Despite a snowy day, the session stuck to schedule in a windowless hotel meeting room, drawing a few dozen academics, reformers and some actual lobbyists while tourists lingered in the entryway above, their sightseeing plans snarled by the weather.

And despite the warning, Bauer, who worked in the White House during President Obama’s first term, proceeded with a hearty defense of the administration’s ethics reforms, and came lawyerly close to making news.

After campaigning against the role corporate lobbyists play in “setting the agenda in Washington,” Obama signed an executive order on his first full day in office barring those who have been registered lobbyists in the previous two years from working at an agency they had lobbied, or on an issue they had worked on — though several senior officials have received waivers. The order also prohibits administration appointees who later become lobbyists from lobbying other executive branch officials or senior appointees for the remainder of Obama’s administration.

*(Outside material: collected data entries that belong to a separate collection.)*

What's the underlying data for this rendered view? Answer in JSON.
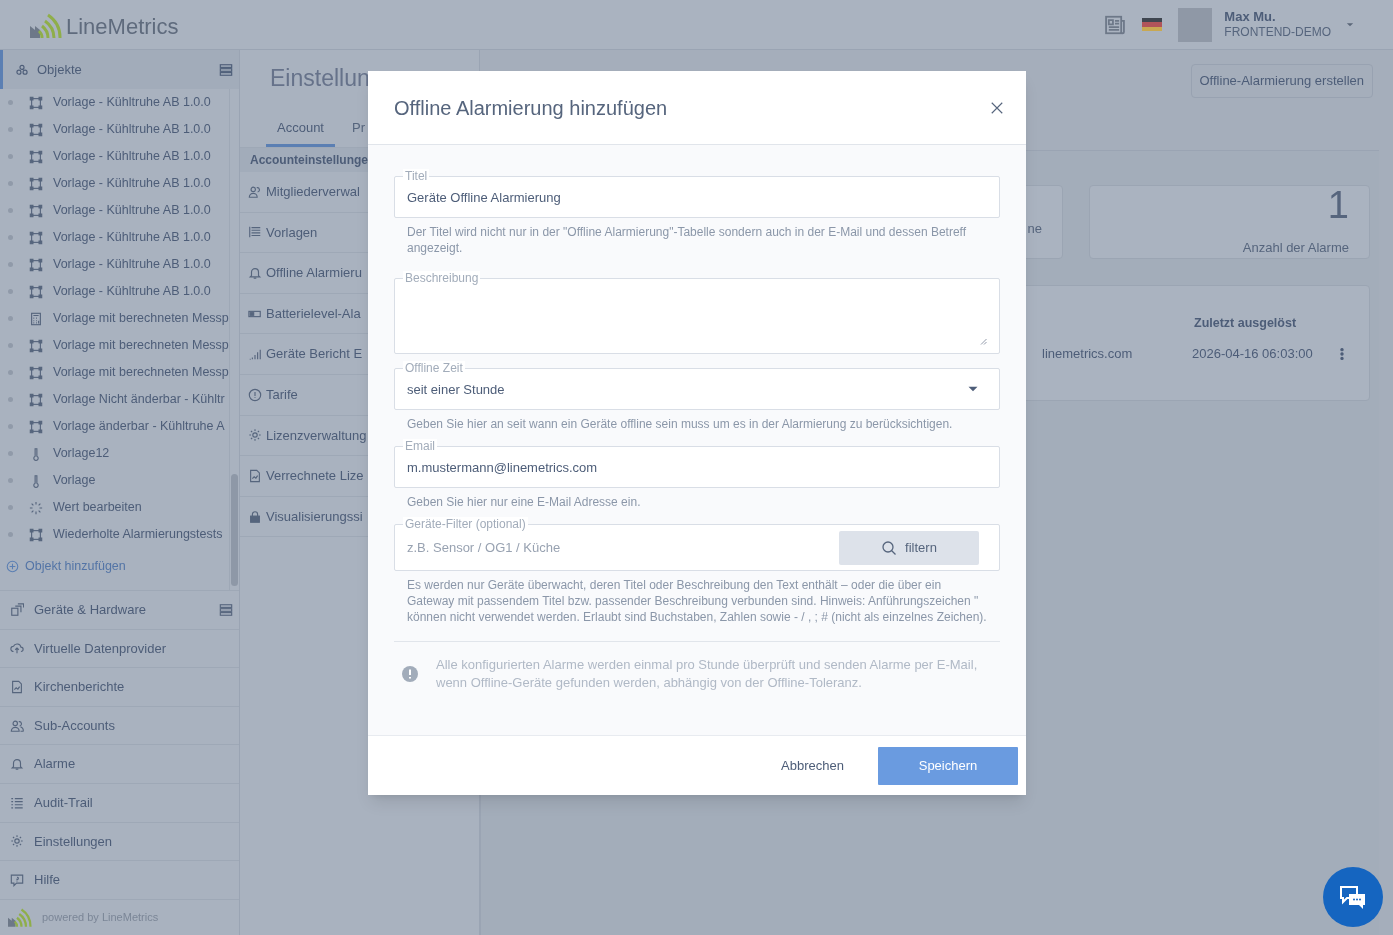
{
  "header": {
    "logo_text": "LineMetrics",
    "user_name": "Max Mu.",
    "user_org": "FRONTEND-DEMO"
  },
  "sidebar": {
    "objects_section": {
      "label": "Objekte",
      "selected": true
    },
    "objects": [
      {
        "label": "Vorlage - Kühltruhe AB 1.0.0",
        "kind": "template"
      },
      {
        "label": "Vorlage - Kühltruhe AB 1.0.0",
        "kind": "template"
      },
      {
        "label": "Vorlage - Kühltruhe AB 1.0.0",
        "kind": "template"
      },
      {
        "label": "Vorlage - Kühltruhe AB 1.0.0",
        "kind": "template"
      },
      {
        "label": "Vorlage - Kühltruhe AB 1.0.0",
        "kind": "template"
      },
      {
        "label": "Vorlage - Kühltruhe AB 1.0.0",
        "kind": "template"
      },
      {
        "label": "Vorlage - Kühltruhe AB 1.0.0",
        "kind": "template"
      },
      {
        "label": "Vorlage - Kühltruhe AB 1.0.0",
        "kind": "template"
      },
      {
        "label": "Vorlage mit berechneten Messp",
        "kind": "calculator"
      },
      {
        "label": "Vorlage mit berechneten Messp",
        "kind": "template"
      },
      {
        "label": "Vorlage mit berechneten Messp",
        "kind": "template"
      },
      {
        "label": "Vorlage Nicht änderbar - Kühltr",
        "kind": "template"
      },
      {
        "label": "Vorlage änderbar - Kühltruhe A",
        "kind": "template"
      },
      {
        "label": "Vorlage12",
        "kind": "sensor"
      },
      {
        "label": "Vorlage",
        "kind": "sensor"
      },
      {
        "label": "Wert bearbeiten",
        "kind": "spinner"
      },
      {
        "label": "Wiederholte Alarmierungstests",
        "kind": "template"
      }
    ],
    "add_object": "Objekt hinzufügen",
    "nav": [
      "Geräte & Hardware",
      "Virtuelle Datenprovider",
      "Kirchenberichte",
      "Sub-Accounts",
      "Alarme",
      "Audit-Trail",
      "Einstellungen",
      "Hilfe"
    ],
    "footer": "powered by LineMetrics"
  },
  "settings": {
    "title": "Einstellun",
    "tabs": [
      {
        "label": "Account",
        "selected": true
      },
      {
        "label": "Pr",
        "selected": false
      }
    ],
    "group_header": "Accounteinstellunge",
    "items": [
      "Mitgliederverwal",
      "Vorlagen",
      "Offline Alarmieru",
      "Batterielevel-Ala",
      "Geräte Bericht E",
      "Tarife",
      "Lizenzverwaltung",
      "Verrechnete Lize",
      "Visualisierungssi"
    ]
  },
  "main": {
    "create_button": "Offline-Alarmierung erstellen",
    "cards": [
      {
        "label": "ne"
      },
      {
        "value": "1",
        "label": "Anzahl der Alarme"
      }
    ],
    "table": {
      "column_2": "Zuletzt ausgelöst",
      "rows": [
        {
          "column_1": "linemetrics.com",
          "column_2": "2026-04-16 06:03:00"
        }
      ]
    }
  },
  "modal": {
    "title": "Offline Alarmierung hinzufügen",
    "fields": [
      {
        "kind": "text",
        "label": "Titel",
        "value": "Geräte Offline Alarmierung",
        "help": "Der Titel wird nicht nur in der \"Offline Alarmierung\"-Tabelle sondern auch in der E-Mail und dessen Betreff angezeigt."
      },
      {
        "kind": "textarea",
        "label": "Beschreibung"
      },
      {
        "kind": "select",
        "label": "Offline Zeit",
        "value": "seit einer Stunde",
        "help": "Geben Sie hier an seit wann ein Geräte offline sein muss um es in der Alarmierung zu berücksichtigen."
      },
      {
        "kind": "text",
        "label": "Email",
        "value": "m.mustermann@linemetrics.com",
        "help": "Geben Sie hier nur eine E-Mail Adresse ein."
      },
      {
        "kind": "filter",
        "label": "Geräte-Filter (optional)",
        "placeholder": "z.B. Sensor / OG1 / Küche",
        "button": "filtern",
        "help": "Es werden nur Geräte überwacht, deren Titel oder Beschreibung den Text enthält – oder die über ein Gateway mit passendem Titel bzw. passender Beschreibung verbunden sind. Hinweis: Anführungszeichen \" können nicht verwendet werden. Erlaubt sind Buchstaben, Zahlen sowie - / , ; # (nicht als einzelnes Zeichen)."
      }
    ],
    "note": "Alle konfigurierten Alarme werden einmal pro Stunde überprüft und senden Alarme per E-Mail, wenn Offline-Geräte gefunden werden, abhängig von der Offline-Toleranz.",
    "cancel": "Abbrechen",
    "save": "Speichern"
  }
}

Five years later, anger about the reforms comes from several directions. There are those who say the president’s moves unfairly cast all lobbyists in a sinister light, and there are those who say they simply encouraged anyone who might be interested in an administration job to remove themselves from the official registration rolls. (That’s a real problem for the researchers who were in the crowd, because it means they get fewer of the disclosure reports they rely on to do complex calculations about the influence industry.)

There’s also an ongoing court battle over a related, but separate, White House policy that banned lobbyists from serving on hundreds of government advisory panels. Those boards were created to reflect the views of private industry, and while lobbyists can’t now serve on them, other corporate officials can.

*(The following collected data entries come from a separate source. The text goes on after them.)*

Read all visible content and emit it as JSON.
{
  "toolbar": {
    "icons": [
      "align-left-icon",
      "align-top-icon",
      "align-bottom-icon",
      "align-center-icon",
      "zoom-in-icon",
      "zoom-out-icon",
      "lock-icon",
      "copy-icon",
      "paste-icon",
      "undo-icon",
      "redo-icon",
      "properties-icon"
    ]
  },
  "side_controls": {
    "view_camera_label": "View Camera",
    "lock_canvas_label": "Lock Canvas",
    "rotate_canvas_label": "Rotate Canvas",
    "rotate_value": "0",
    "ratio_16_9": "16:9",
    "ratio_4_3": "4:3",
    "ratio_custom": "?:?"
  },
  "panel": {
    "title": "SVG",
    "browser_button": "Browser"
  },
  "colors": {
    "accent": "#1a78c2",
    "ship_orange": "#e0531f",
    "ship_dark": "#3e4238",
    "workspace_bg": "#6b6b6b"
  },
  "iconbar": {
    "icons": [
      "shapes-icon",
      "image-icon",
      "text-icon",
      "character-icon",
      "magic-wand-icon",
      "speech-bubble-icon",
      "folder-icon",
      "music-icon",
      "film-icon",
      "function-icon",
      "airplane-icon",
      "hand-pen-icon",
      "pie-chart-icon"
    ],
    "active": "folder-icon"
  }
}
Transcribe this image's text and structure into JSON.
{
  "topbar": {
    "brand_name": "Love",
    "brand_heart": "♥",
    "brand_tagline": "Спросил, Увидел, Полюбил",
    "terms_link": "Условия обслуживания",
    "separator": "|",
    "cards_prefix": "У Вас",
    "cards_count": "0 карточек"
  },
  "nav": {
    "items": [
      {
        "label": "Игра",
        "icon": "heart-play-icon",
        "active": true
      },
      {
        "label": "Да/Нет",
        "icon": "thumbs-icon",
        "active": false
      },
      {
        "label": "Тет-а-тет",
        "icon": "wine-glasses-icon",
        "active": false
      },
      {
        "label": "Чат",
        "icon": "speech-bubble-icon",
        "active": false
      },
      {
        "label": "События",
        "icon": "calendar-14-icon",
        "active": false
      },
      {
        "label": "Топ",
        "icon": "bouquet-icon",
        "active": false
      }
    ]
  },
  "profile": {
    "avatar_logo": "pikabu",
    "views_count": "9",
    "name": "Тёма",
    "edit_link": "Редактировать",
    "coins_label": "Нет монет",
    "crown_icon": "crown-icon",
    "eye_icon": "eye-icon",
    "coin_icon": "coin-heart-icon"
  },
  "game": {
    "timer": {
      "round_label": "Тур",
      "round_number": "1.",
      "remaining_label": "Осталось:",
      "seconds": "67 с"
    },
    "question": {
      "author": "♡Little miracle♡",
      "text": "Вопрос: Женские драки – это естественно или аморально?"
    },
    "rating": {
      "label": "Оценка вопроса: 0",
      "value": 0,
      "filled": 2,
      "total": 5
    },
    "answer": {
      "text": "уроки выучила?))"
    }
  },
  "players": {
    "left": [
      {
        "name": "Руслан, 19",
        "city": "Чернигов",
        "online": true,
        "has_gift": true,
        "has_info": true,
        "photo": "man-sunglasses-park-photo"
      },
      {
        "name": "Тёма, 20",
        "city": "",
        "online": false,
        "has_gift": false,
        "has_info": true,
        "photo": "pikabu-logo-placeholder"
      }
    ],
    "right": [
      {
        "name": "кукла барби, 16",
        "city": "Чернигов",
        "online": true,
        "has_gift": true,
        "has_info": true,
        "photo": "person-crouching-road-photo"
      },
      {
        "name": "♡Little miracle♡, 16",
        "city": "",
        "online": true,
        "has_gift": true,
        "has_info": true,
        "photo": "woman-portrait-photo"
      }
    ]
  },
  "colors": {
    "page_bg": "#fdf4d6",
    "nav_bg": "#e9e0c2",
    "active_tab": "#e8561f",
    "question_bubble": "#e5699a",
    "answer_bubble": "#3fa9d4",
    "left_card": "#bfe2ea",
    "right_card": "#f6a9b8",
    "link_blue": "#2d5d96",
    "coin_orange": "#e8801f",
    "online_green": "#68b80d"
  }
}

As he began to speak, Bauer made clear that he was well aware of the complaints about the executive order, which was issued before he began as White House counsel. (He spoke for about 20 minutes, stressing that the views were his own, and later posted a copy of his full remarks on his blog, called More Soft Money Hard Law.)

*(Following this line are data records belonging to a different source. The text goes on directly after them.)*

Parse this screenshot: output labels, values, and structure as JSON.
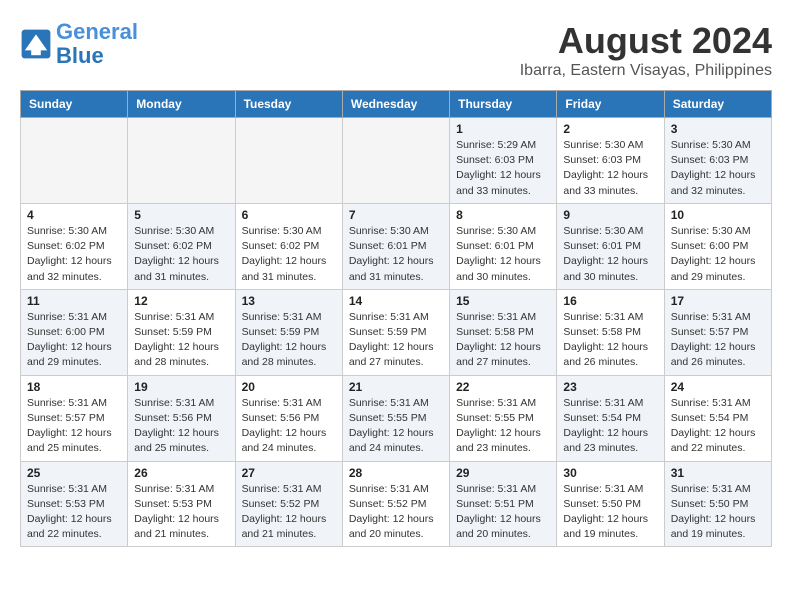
{
  "header": {
    "logo_line1": "General",
    "logo_line2": "Blue",
    "main_title": "August 2024",
    "subtitle": "Ibarra, Eastern Visayas, Philippines"
  },
  "weekdays": [
    "Sunday",
    "Monday",
    "Tuesday",
    "Wednesday",
    "Thursday",
    "Friday",
    "Saturday"
  ],
  "weeks": [
    [
      {
        "day": "",
        "info": ""
      },
      {
        "day": "",
        "info": ""
      },
      {
        "day": "",
        "info": ""
      },
      {
        "day": "",
        "info": ""
      },
      {
        "day": "1",
        "info": "Sunrise: 5:29 AM\nSunset: 6:03 PM\nDaylight: 12 hours\nand 33 minutes."
      },
      {
        "day": "2",
        "info": "Sunrise: 5:30 AM\nSunset: 6:03 PM\nDaylight: 12 hours\nand 33 minutes."
      },
      {
        "day": "3",
        "info": "Sunrise: 5:30 AM\nSunset: 6:03 PM\nDaylight: 12 hours\nand 32 minutes."
      }
    ],
    [
      {
        "day": "4",
        "info": "Sunrise: 5:30 AM\nSunset: 6:02 PM\nDaylight: 12 hours\nand 32 minutes."
      },
      {
        "day": "5",
        "info": "Sunrise: 5:30 AM\nSunset: 6:02 PM\nDaylight: 12 hours\nand 31 minutes."
      },
      {
        "day": "6",
        "info": "Sunrise: 5:30 AM\nSunset: 6:02 PM\nDaylight: 12 hours\nand 31 minutes."
      },
      {
        "day": "7",
        "info": "Sunrise: 5:30 AM\nSunset: 6:01 PM\nDaylight: 12 hours\nand 31 minutes."
      },
      {
        "day": "8",
        "info": "Sunrise: 5:30 AM\nSunset: 6:01 PM\nDaylight: 12 hours\nand 30 minutes."
      },
      {
        "day": "9",
        "info": "Sunrise: 5:30 AM\nSunset: 6:01 PM\nDaylight: 12 hours\nand 30 minutes."
      },
      {
        "day": "10",
        "info": "Sunrise: 5:30 AM\nSunset: 6:00 PM\nDaylight: 12 hours\nand 29 minutes."
      }
    ],
    [
      {
        "day": "11",
        "info": "Sunrise: 5:31 AM\nSunset: 6:00 PM\nDaylight: 12 hours\nand 29 minutes."
      },
      {
        "day": "12",
        "info": "Sunrise: 5:31 AM\nSunset: 5:59 PM\nDaylight: 12 hours\nand 28 minutes."
      },
      {
        "day": "13",
        "info": "Sunrise: 5:31 AM\nSunset: 5:59 PM\nDaylight: 12 hours\nand 28 minutes."
      },
      {
        "day": "14",
        "info": "Sunrise: 5:31 AM\nSunset: 5:59 PM\nDaylight: 12 hours\nand 27 minutes."
      },
      {
        "day": "15",
        "info": "Sunrise: 5:31 AM\nSunset: 5:58 PM\nDaylight: 12 hours\nand 27 minutes."
      },
      {
        "day": "16",
        "info": "Sunrise: 5:31 AM\nSunset: 5:58 PM\nDaylight: 12 hours\nand 26 minutes."
      },
      {
        "day": "17",
        "info": "Sunrise: 5:31 AM\nSunset: 5:57 PM\nDaylight: 12 hours\nand 26 minutes."
      }
    ],
    [
      {
        "day": "18",
        "info": "Sunrise: 5:31 AM\nSunset: 5:57 PM\nDaylight: 12 hours\nand 25 minutes."
      },
      {
        "day": "19",
        "info": "Sunrise: 5:31 AM\nSunset: 5:56 PM\nDaylight: 12 hours\nand 25 minutes."
      },
      {
        "day": "20",
        "info": "Sunrise: 5:31 AM\nSunset: 5:56 PM\nDaylight: 12 hours\nand 24 minutes."
      },
      {
        "day": "21",
        "info": "Sunrise: 5:31 AM\nSunset: 5:55 PM\nDaylight: 12 hours\nand 24 minutes."
      },
      {
        "day": "22",
        "info": "Sunrise: 5:31 AM\nSunset: 5:55 PM\nDaylight: 12 hours\nand 23 minutes."
      },
      {
        "day": "23",
        "info": "Sunrise: 5:31 AM\nSunset: 5:54 PM\nDaylight: 12 hours\nand 23 minutes."
      },
      {
        "day": "24",
        "info": "Sunrise: 5:31 AM\nSunset: 5:54 PM\nDaylight: 12 hours\nand 22 minutes."
      }
    ],
    [
      {
        "day": "25",
        "info": "Sunrise: 5:31 AM\nSunset: 5:53 PM\nDaylight: 12 hours\nand 22 minutes."
      },
      {
        "day": "26",
        "info": "Sunrise: 5:31 AM\nSunset: 5:53 PM\nDaylight: 12 hours\nand 21 minutes."
      },
      {
        "day": "27",
        "info": "Sunrise: 5:31 AM\nSunset: 5:52 PM\nDaylight: 12 hours\nand 21 minutes."
      },
      {
        "day": "28",
        "info": "Sunrise: 5:31 AM\nSunset: 5:52 PM\nDaylight: 12 hours\nand 20 minutes."
      },
      {
        "day": "29",
        "info": "Sunrise: 5:31 AM\nSunset: 5:51 PM\nDaylight: 12 hours\nand 20 minutes."
      },
      {
        "day": "30",
        "info": "Sunrise: 5:31 AM\nSunset: 5:50 PM\nDaylight: 12 hours\nand 19 minutes."
      },
      {
        "day": "31",
        "info": "Sunrise: 5:31 AM\nSunset: 5:50 PM\nDaylight: 12 hours\nand 19 minutes."
      }
    ]
  ]
}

But he stood firmly behind the reforms. “There is something to be said, in substance, for generally establishing the proposition that those who have made a living as lobbyists for a particular private perspective on public policy should not as a general matter be expected to shift immediately into government positions and shed the private for a more general, public perspective,” he said.

He brushed off complaints from some quarters that the policy doesn’t distinguish between “bad lobbyists” and “good lobbyists,” pointing out that the federal lobbying disclosure law doesn’t make any such distinction, either. And he acknowledged that placing some people off-limits for administration jobs had been a cost of the reforms, while also noting that “any waiver will be taken as a sign of equivocation” on the administration’s commitment.

More broadly, as members of the audience shifted from sandwiches to cookies, he tried to discourage them from judging whether the policy had been successful based on whether it had changed the culture of Washington.

“An overhaul of culture is by definition a very tall order and not one that necessarily lends itself to immediate results, much less those accomplished by means of law and regulation,” Bauer said.

But most interestingly for several people in the room, the lawyer with close ties to the White House seemed to leave open the possibility of changes in the Obama policy. Bauer noted, for example, that “in the next phase of experience with these revolving-door restrictions, the use of waivers might be usefully liberalized,” and suggested that “the two-year period could be shortened to one year, or other aspects of the policy could be revised to limit its more expansive applications.”

There hasn’t been any official talk about rewriting the rules, and a White House spokesman declined to comment on Bauer’s speech.

But Thomas Susman, director of the American Bar Association’s governmental affairs office and a registered lobbyist, walked away thinking that Bauer’s comments meant the Obama administration might be ready to make some changes.

“Maybe the drumbeat of the lobbying community and other smart people in law firms and at NGOs, who’ve been saying that this could be a more refined, more rational prohibition, maybe it’s getting through.”